Health workers are coping with a well-documented crisis in recruitment and retention, in specialty areas including (I find this especially horrifying) specialist palliative care for dying children. Specialists in dermatology and rehabilitation medicine are not publicly available in much of the country. The country needs 1800 more full-time doctors. Nurses are fleeing brutal working conditions in the public health care system for more pay and better conditions overseas, as specialists go private.

Meanwhile, our population grows, along with bottlenecks in doctors’ surgeries and higher fees for patients. As a direct result, New Zealand workers are getting poorer and sicker. Medical Council data reveals the number of patients showing up at Emergency Departments grew 15.5 percent in June 2024 compared with the same period two years previously, while ‘complexity’ (how sick they were before reaching hospital) grew by 16.7 percent.

Our hospitals needed an average of 587 more nurses every shift last year, according to a nurses’ union report which found that forty-five percent of shifts on children’s wards (among others) are understaffed.

“The strike on 23 October by so many essential public service workforces shows the level of frustration workers are feeling,” New Zealand Nurses Association bargaining team member Debbie Handisides told Radio New Zealand (RNZ).

“The coalition government is totally out of touch and refusing to listen. They don’t understand what it’s like to work in a hospital where you are constantly short-staffed. When there aren’t enough nurses, lives are put in danger.”

The unions involved in the strike include the Public Service Association, New Zealand Nurses Association, New Zealand Education Institute, Post Primary Teachers Association and Association of Salaried Medical Specialists.

There will be a march to Parliament, and a march down Queen Street beginning at 12pm open to everyone. 

It has been a busy year for protest action. RNZ counts today’s ‘mega strike’ as the 23rd official work stoppage this year.

The Minister of Public Service, Judith Collins, is off to Washington this week. Before she left, she wrote a grumpy letter. Although addressed to “the people of New Zealand”, incredibly, Collins speaks over the heads of striking workers in her first sentence. 

“To the patients, students and families affected by this week’s planned strike,” she opens, “The Government regrets the impact on you, your children and your families that is expected on Thursday because of a strike planned by a number of unions.”

In her letter, Collins repeats the old chestnut that “the country is simply not earning enough to meet all these calls”. This is laughably untrue. In the OECD (The Organisation for Economic Co-operation and Development), New Zealand has one of the lowest government spends per capita compared to similar sized economies.  
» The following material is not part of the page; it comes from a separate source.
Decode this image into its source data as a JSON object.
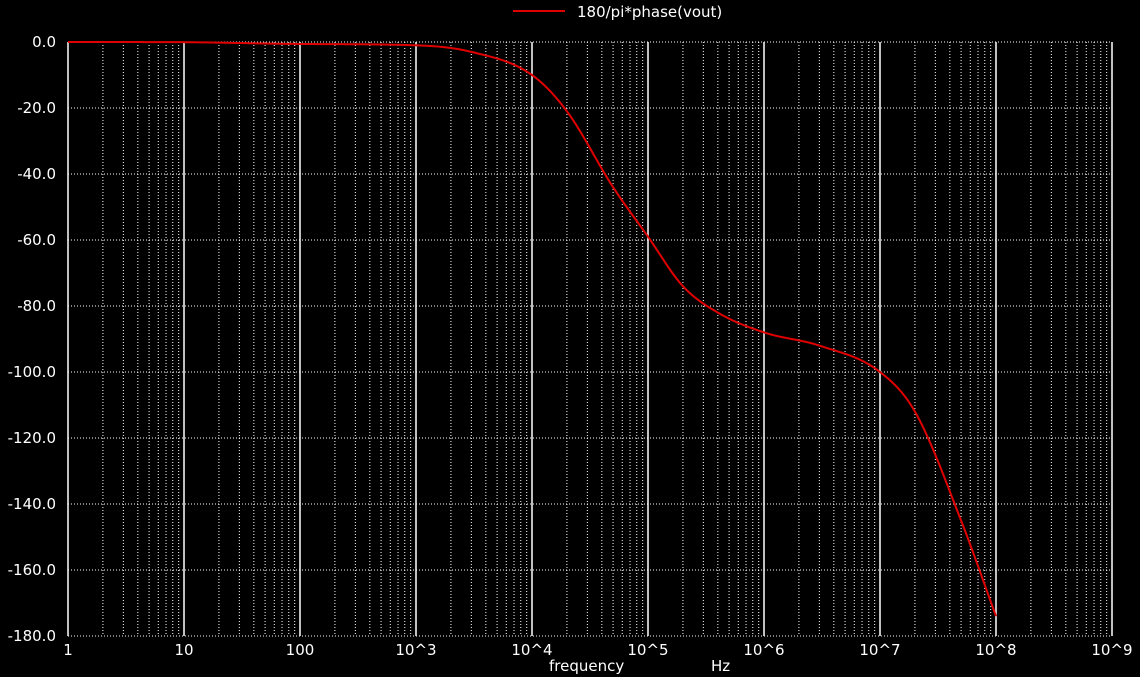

Even if you think that a state economy works like that of a household, (it doesn’t), by underfunding health and education the government is shooting itself in the foot. Ill health and poor education costs the country millions. People who are sick are not only miserable, they pay less tax, and our public health system is making people sicker than they need to be. When a child’s education suffers because her teacher is exhausted, her classmates have high needs and her classroom has no teacher aid, that is the most shameful waste of all. 

As Minister of Defence, Collins is off this week to meet US Secretary of War (sic) Pete Hegseth, and, for some reason, Secretary for Homeland Security Kristi Noem.

Will they talk about New Zealand’s planned purchase of five helicopters for $400 million each? Or will they talk about protests?

As Collins wrote her letter, huge ‘No Kings’ demonstrations roiled the US, protesting Donald Trump’s attacks on the cherished norms of American life: democracy, history, arts, science, medicine and the law.

The president responded by posting an AI video of him literally dumping poo on America.

I suppose we should be grateful for small mercies, although some might think a letter attacking teachers and nurses striking for fair pay and safe conditions, while less childish, is nearly as embarrassing.   

Striking is, for teachers and healthcare workers, the last resort. As Association of Salaried Medical Specialists executive director Sarah Dalton told RNZ: “I’m really sorry if people will miss out or have delays to their care on Thursday but that happens every single day – and the government refuses to address it.”